Voluntarios trabajando en el colegio.
Remarca la entrega del equipo y la respuesta de la población local: «Al principio no había mucha colaboración, pero luego se volcaron. Cinco o seis chavales se interesaron de verdad por aprender albañilería y se les dieron herramientas para que continuasen el trabajo. Eso nos emocionó«, explica el empresario.
«Cuando llegamos a España parecía que despertábamos de un sueño», narra el alcalde. «Allí sientes paz. Aquí volvemos a la rutina y te das cuenta de lo privilegiados que somos«.

Voluntarios junto con los locales de Bir Mogrein y las maletas que han llevado a la expedición.

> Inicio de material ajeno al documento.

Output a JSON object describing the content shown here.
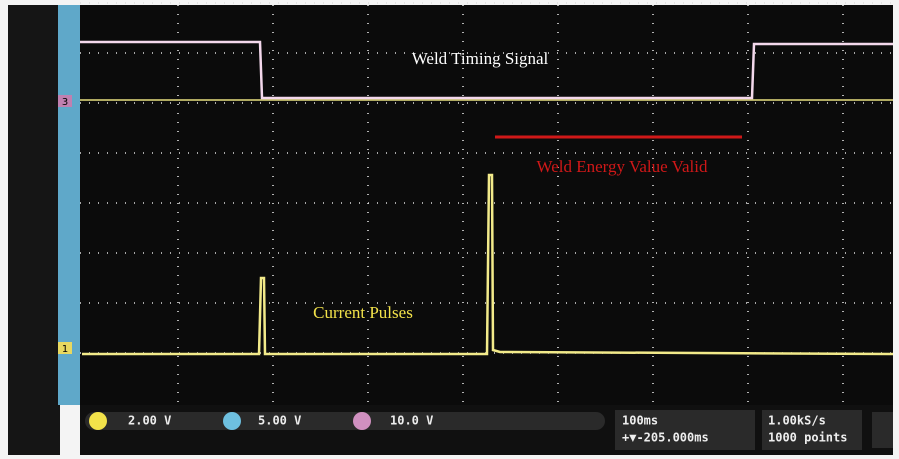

Varios voluntarios reconocen que han regresado con una especie de vacío emocional. La farmacéutica lo confirma: «La experiencia ha sido positiva a todos los niveles. Vuelves distinta». Un gesto poco habitual, motivado por el eco que el trabajo del equipo había generado en el país.
Entre la dureza y la paz
La experiencia tuvo un coste físico y un premio emocional: cansancio extremo, jornadas interminables y, al mismo tiempo, una sensación de paz y de aprendizaje. «Cuando volvimos a España parecía que despertábamos de un sueño», admite a este periódico Eduardo López, consultor y auditor en Cazalegas.
La frase resume la ambivalencia del regreso: la satisfacción del deber cumplido y la melancolía por dejar atrás una forma de vida que no se parece a la nuestra, pero que enseña a valorar lo esencial.
Reconocimientos y futuro
La labor de los cazalegueños corrió de boca en boca en Mauritania. Hasta tal punto que, a su regreso, fueron recibidos en la Embajada de España en Nouakchott por el embajador Pablo Barbará Gómez y el cónsul Fernando Criado Cuadra.
Cazalegas ya piensa en repetir con muchas tareas pendientes. Entre ellas, renovar la guardería. De esta manera, consolidar el hermanamiento con acciones periódicas.

Blanco lo resume con una certeza sencilla: «Queda muchísimo de hacer por ellos, y vamos a conseguirlo. Nos han cambiado la vida con esta expedición».